Woman hit with wiretapping charges after secretly recording her arrest

Drinking and standing up for your constitutional rights don't mix.


Tim Sampson

Internet Culture

Published May 12, 2014   Updated May 31, 2021, 8:05 am CDT

It’s not often that an arrest for drunk and disorderly behavior results in wiretapping charges. But that’s exactly what’s happened in the case of one Massachusetts woman.

Karen Dziewit of Chicopee, Mass., now faces state wiretapping charges for secretly recording police with her smartphone as she was arrested early Sunday morning in Springfield, Mass.

Dziewit was spotted drinking in front of an apartment building shortly before 2 a.m. and police were called to help a security officer at the building deal with the situation. Dziewit was reportedly “screaming and yelling and disturbing tenants of the buildings, and refused to stop her tirade when police asked her to,” according to local news site Mass Live.

Police arrested the 24-year-old, but not before she turned on the audio recording function of her phone and secretly slipped the device into her purse.
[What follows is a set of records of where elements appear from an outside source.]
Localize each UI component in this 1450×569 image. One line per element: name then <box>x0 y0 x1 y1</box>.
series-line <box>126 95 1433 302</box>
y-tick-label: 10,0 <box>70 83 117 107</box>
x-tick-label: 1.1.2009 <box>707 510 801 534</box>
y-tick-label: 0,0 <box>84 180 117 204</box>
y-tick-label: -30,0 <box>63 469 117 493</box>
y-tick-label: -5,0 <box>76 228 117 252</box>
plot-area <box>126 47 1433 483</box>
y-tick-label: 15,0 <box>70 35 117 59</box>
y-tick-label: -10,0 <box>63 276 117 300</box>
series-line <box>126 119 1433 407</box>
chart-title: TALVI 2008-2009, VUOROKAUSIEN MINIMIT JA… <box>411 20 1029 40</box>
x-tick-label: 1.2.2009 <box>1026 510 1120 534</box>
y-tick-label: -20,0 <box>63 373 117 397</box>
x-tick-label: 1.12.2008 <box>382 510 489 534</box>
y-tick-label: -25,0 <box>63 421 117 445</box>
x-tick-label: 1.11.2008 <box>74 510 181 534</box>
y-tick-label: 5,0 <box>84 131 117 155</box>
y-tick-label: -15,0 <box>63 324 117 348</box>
After being taken to police headquarters, officers conducted a routine search and inventory of her purse, and discovered the phone, which was still recording.

Under Massachusetts law, people are allowed to record police officers in public areas, but only if it is done openly and officers are aware of it. This law was previously tested when a Boston woman was arrested for openly filming police activity, as ArsTechnica points out. But in 2011, a federal appeals court ruled that the arrest violated the woman’s constitutional rights because she had not done the recording in secret.

In addition to unlawful wiretapping, Dziewit was also charged with disorderly conduct and an open container violation when she was arraigned Monday in Springfield District Court. She denied the charges. Her hearing is set for July 8.